La crise de 1929, ce fameux fléau qui frappa les Etats-Unis, n'est d'abord décrit que comme un élément secondaire. Il prend néanmoins de l'importance tout au long du roman, mais avec ce recul des choses complexes qu'impose la frivolité amoureuse. La crise est perçue d'un point de vu français, c'est-à-dire avec une distance flagrante. Elle est une épée de Damoclès dont tout le monde prend conscience mais qui semble pourtant inoffensive. On décrie les médias d'exagérations, on dénonce les journalistes de mensonges et l'on croque avec plus de ferveur dans cette vie qui semble prête à basculer. le krach du jeudi noir est un raz-de-marée destructeur dont les signes avant-coureurs se profilent déjà en France. Pour autant, le Paquebot est intouchable et semble un cocon préservant l'innocence de la relation entre les jeunes tourtereaux. Aveuglés par leur passion, la crise boursière n'est qu'un bruit de fond que ne tardera pas pourtant à entendre Pearl, puis Charles-Henri après elle, une fois leurs démons intérieurs apaisés.

Ce roman possède néanmoins un point négatif et paradoxal : si le style de Michelle Tourneur est une vraie poésie, tout comme cette dernière par moment l'histoire en devient complexe et les phrases presque incohérentes. Parfois seulement deux mots viennent composer une phrase, parfois on recherche le sujet ou bien le verbe, parfois on s'égare et parfois on en vient à regretter que l'auteur ne soit pas un peu plus prolixe. La beauté de son talent écrivain réside dans cette tournure mystique des phrases, mais si ce style est prenant dans la première partie du livre, plus centrée sur la description des lieux, des relations et des mets, la seconde partie plus concentrée sur l'histoire du chef Charles-Henri en devient confuse. Ce qui n'empêche pas d'apprécier ce roman à loisir, d'en savourer toutes les nuances et d'en frissonner d'émotion.

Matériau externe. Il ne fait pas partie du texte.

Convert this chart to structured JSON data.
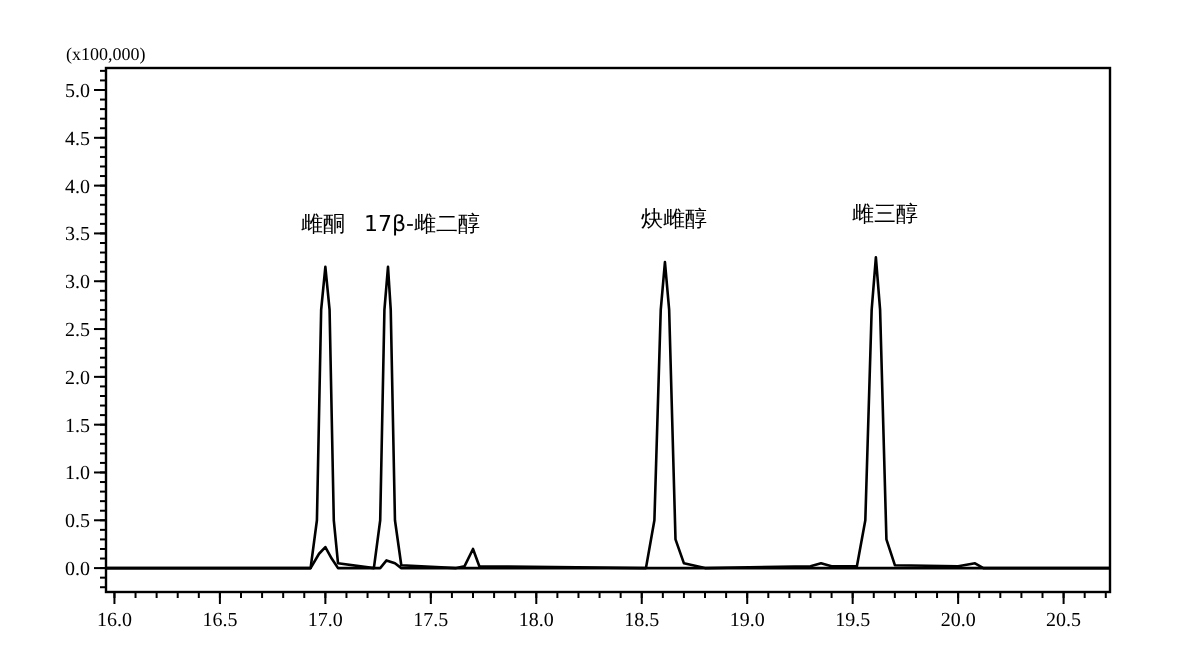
{
  "chart_data": {
    "type": "line",
    "ylabel": "(x100,000)",
    "xlim": [
      15.96,
      20.72
    ],
    "xticks": [
      {
        "value": 16.0,
        "label": "16.0"
      },
      16.5,
      {
        "value": 17.0,
        "label": "17.0"
      },
      17.5,
      {
        "value": 18.0,
        "label": "18.0"
      },
      18.5,
      {
        "value": 19.0,
        "label": "19.0"
      },
      19.5,
      {
        "value": 20.0,
        "label": "20.0"
      },
      20.5
    ],
    "ylim": [
      -0.25,
      5.23
    ],
    "yticks": [
      {
        "value": 0,
        "label": "0.0"
      },
      0.5,
      {
        "value": 1,
        "label": "1.0"
      },
      1.5,
      {
        "value": 2,
        "label": "2.0"
      },
      2.5,
      {
        "value": 3,
        "label": "3.0"
      },
      3.5,
      {
        "value": 4,
        "label": "4.0"
      },
      4.5,
      {
        "value": 5,
        "label": "5.0"
      }
    ],
    "grid": false,
    "marker": "none",
    "line_style": "solid",
    "series": [
      {
        "color": "#000000",
        "x": [
          15.96,
          16.93,
          16.96,
          16.98,
          17.0,
          17.02,
          17.04,
          17.06,
          17.23,
          17.26,
          17.28,
          17.297,
          17.31,
          17.33,
          17.36,
          17.62,
          17.66,
          17.7,
          17.73,
          18.52,
          18.56,
          18.59,
          18.61,
          18.63,
          18.66,
          18.7,
          18.8,
          19.3,
          19.35,
          19.4,
          19.52,
          19.56,
          19.59,
          19.61,
          19.63,
          19.66,
          19.7,
          20.0,
          20.08,
          20.12,
          20.72
        ],
        "values": [
          0,
          0,
          0.5,
          2.7,
          3.15,
          2.7,
          0.5,
          0.05,
          0,
          0.5,
          2.7,
          3.15,
          2.7,
          0.5,
          0.03,
          0,
          0.02,
          0.2,
          0.02,
          0,
          0.5,
          2.7,
          3.2,
          2.7,
          0.3,
          0.05,
          0,
          0.02,
          0.05,
          0.02,
          0.02,
          0.5,
          2.7,
          3.25,
          2.7,
          0.3,
          0.03,
          0.02,
          0.05,
          0,
          0
        ]
      },
      {
        "color": "#000000",
        "x": [
          15.96,
          16.93,
          16.97,
          17.0,
          17.03,
          17.06,
          17.26,
          17.29,
          17.33,
          17.36,
          20.72
        ],
        "values": [
          0,
          0,
          0.15,
          0.22,
          0.1,
          0,
          0,
          0.08,
          0.05,
          0,
          0
        ]
      }
    ],
    "annotations": [
      {
        "text": "雌酮",
        "x": 17.0,
        "y": 3.15
      },
      {
        "text": "17β-雌二醇",
        "x": 17.297,
        "y": 3.15
      },
      {
        "text": "炔雌醇",
        "x": 18.61,
        "y": 3.2
      },
      {
        "text": "雌三醇",
        "x": 19.61,
        "y": 3.25
      }
    ]
  }
}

Délicat est le maître-mot de ce roman, et à juste titre il trouve sa place dans chaque met exposé tout en décrivant au mieux les caractères artistiques de chaque personnage. Un petit bijou littéraire dans une langue subtile, épurée dans sa forme mais toujours pleine dans son fond. Un rêve qui prend consistance par le goût et la saveur, tantôt épicée, tantôt sucrée à l'image d'un marshmallow. Michelle Tourneur fait toucher à la perfection, palper à l'intangible et savourer la beauté.